A______/C______ SA et A______/B______ SA font valoir que la seconde a cessé ses activités de fiduciaire pour se consacrer exclusivement à l'audit, abandonnant ainsi son statut de membre de A______/J______. A______/C______ SA exerce quant à elle une activité de fiduciaire et a rejoint le réseau A______/J______.
Les sociétés soutiennent que D______ n'aurait aucun lien avec A______/C______ SA, qui a été créée en 2023, soit plus d'un an après son départ de E______ SA/ A______/B______ SA.
D______ se présente sur LinkedIn notamment comme fondateur et ancien président de A______/C______ SA, ce qui est erroné. Par ses commentaires sur LinkedIn, notamment en réaction aux publications du réseau A______/J______, il donne l'impression qu'il en fait encore partie, notamment qu'il a assisté à des évènements réservés aux membres, en félicitant les membres du réseau pour leurs activités ou en faisant référence aux siennes à Genève. Il se décrit aussi comme partie prenante ("stakeholder") de A______/C______ SA suggérant ainsi de manière erronée qu'il aurait un intérêt direct (actionnaire ou ayant droit) dans cette société.

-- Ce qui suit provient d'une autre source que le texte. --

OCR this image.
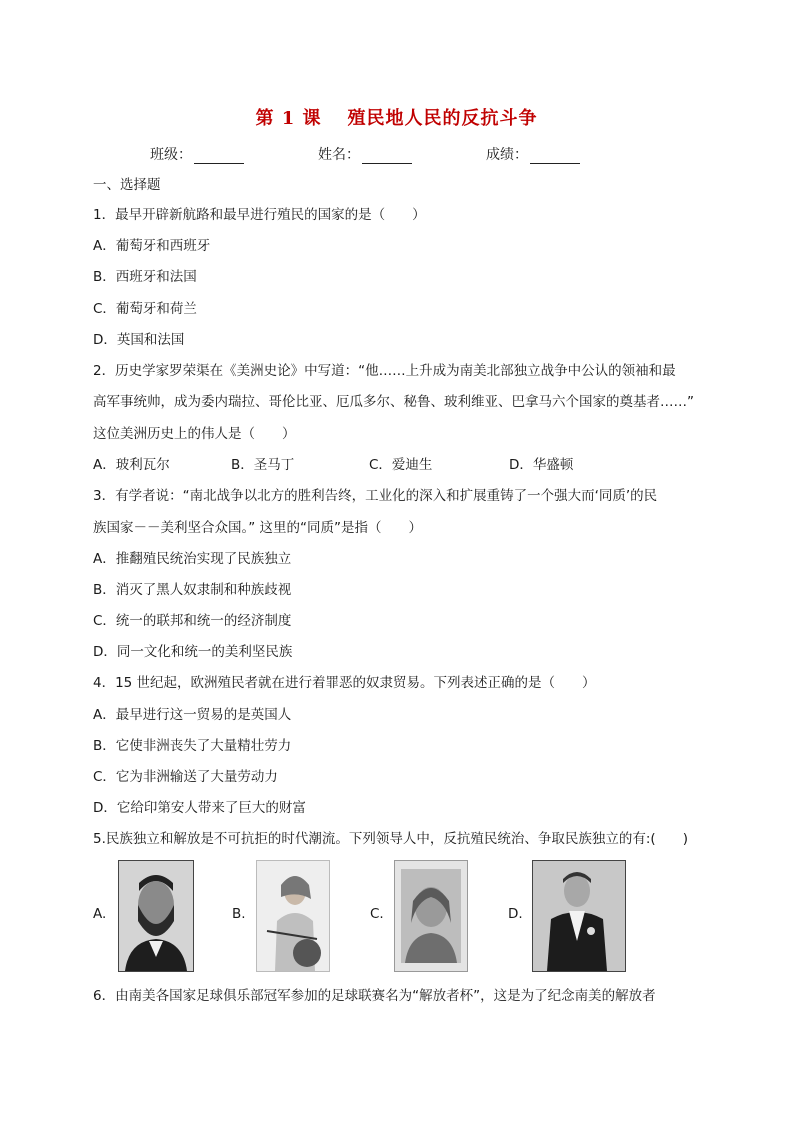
第 1 课 殖民地人民的反抗斗争
班级：	姓名：	成绩：
一、选择题
1．最早开辟新航路和最早进行殖民的国家的是（　　）
A．葡萄牙和西班牙
B．西班牙和法国
C．葡萄牙和荷兰
D．英国和法国
2．历史学家罗荣渠在《美洲史论》中写道：“他……上升成为南美北部独立战争中公认的领袖和最
高军事统帅，成为委内瑞拉、哥伦比亚、厄瓜多尔、秘鲁、玻利维亚、巴拿马六个国家的奠基者……”
这位美洲历史上的伟人是（　　）
A．玻利瓦尔	B．圣马丁	C．爱迪生	D．华盛顿
3．有学者说：“南北战争以北方的胜利告终，工业化的深入和扩展重铸了一个强大而‘同质’的民
族国家－－美利坚合众国。” 这里的“同质”是指（　　）
A．推翻殖民统治实现了民族独立
B．消灭了黑人奴隶制和种族歧视
C．统一的联邦和统一的经济制度
D．同一文化和统一的美利坚民族
4．15 世纪起，欧洲殖民者就在进行着罪恶的奴隶贸易。下列表述正确的是（　　）
A．最早进行这一贸易的是英国人
B．它使非洲丧失了大量精壮劳力
C．它为非洲输送了大量劳动力
D．它给印第安人带来了巨大的财富
5.民族独立和解放是不可抗拒的时代潮流。下列领导人中，反抗殖民统治、争取民族独立的有:(　　)
A.	B.	C.	D.
6．由南美各国家足球俱乐部冠军参加的足球联赛名为“解放者杯”，这是为了纪念南美的解放者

Sa présentation de profil LinkedIn, les thèmes abordés dans ses publications sur ledit réseau, le fort soutien au réseau A______/J______ et à ses évènements internes, la mention systématique de sa présence professionnelle à Genève et son prétendu lien avec A______/C______ SA induisent en erreur les membres du réseau A______/J______ et les clients potentiels, créant une confusion entre les activités professionnelles de D______ et celles de A______/C______ SA. Il en résulte une captation frauduleuse de mandats qui devraient revenir à A______/C______ SA, seule membre du réseau A______/J______.
A______/B______ SA subit elle aussi un préjudice, dès lors que les mandats qui devraient lui être transférés par sa société sœur, A______/C______ SA, pour des missions d'audit sont interceptés par D______, privant la société de clients et revenus.
b. Par mémoire de réponse expédié le 16 décembre 2024, D______ a conclu à l'irrecevabilité de la requête sur mesures provisionnelles, subsidiairement à son rejet, sous suite de frais et dépens.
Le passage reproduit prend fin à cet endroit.